I held on to at least a facsimile of healthy skepticism. “This is interesting.” We agreed to pack it back up and take it to their apartment, to look it over and wait for my father’s promised explanation by email. We were in this together, Petra and I; I felt that more than I felt anything else. We should go find Dana; I felt that second most of all. “Should we wear latex gloves or something when we touch it?” I asked.
“Oh, I have boxes and boxes of them at home,” she said, smiling enigmatically, and I let her carry the BANANAS out of the bank, to the car.

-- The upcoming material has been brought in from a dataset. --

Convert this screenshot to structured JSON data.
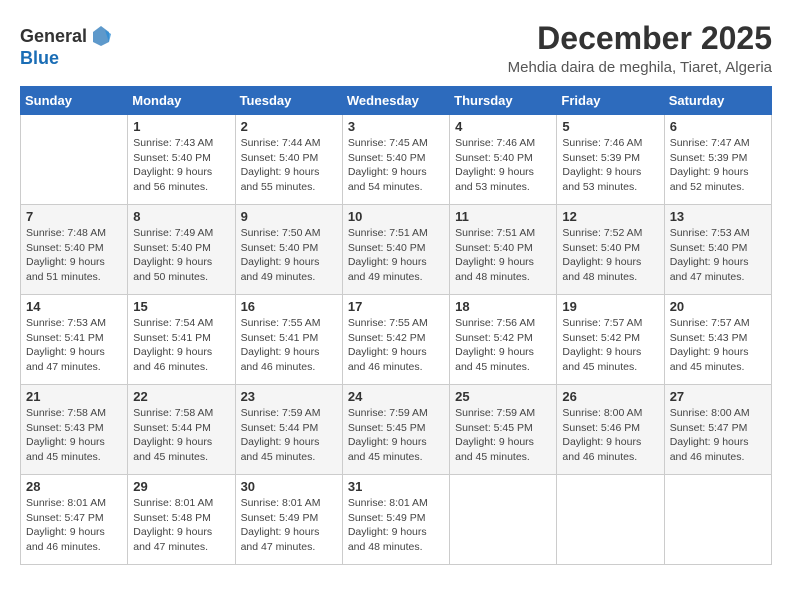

She wasn’t kidding about the gloves, as it turned out, which I found very funny, especially when she pretended to be too embarrassed to explain why she had them (something innocuous to do with cleaning a theremin, she finally confessed). We examined the play and then read it aloud, sitting and standing side by side, our heads together, our hands occasionally touching in their prophylactic latex.
A printed book from the 1500s is not immediately easy to read, even if you are not standing two inches away from a woman you are overwhelmingly attracted to. The type is wobbly and squished in places, faint then blotted. Spellings are strange, and they can vary even from page to page. In Arthur, for example, both “moue” and “moove” serve as “move.” There are no j’s, and u and v are interchangeable. There are varieties of s we don’t use anymore that look like f’s, and so forth. Acts and scenes are only sometimes numbered, and exits and entrances aren’t always clear. Punctuation seems pretty random. There are mistakes and variations of characters’ names in the speech headings.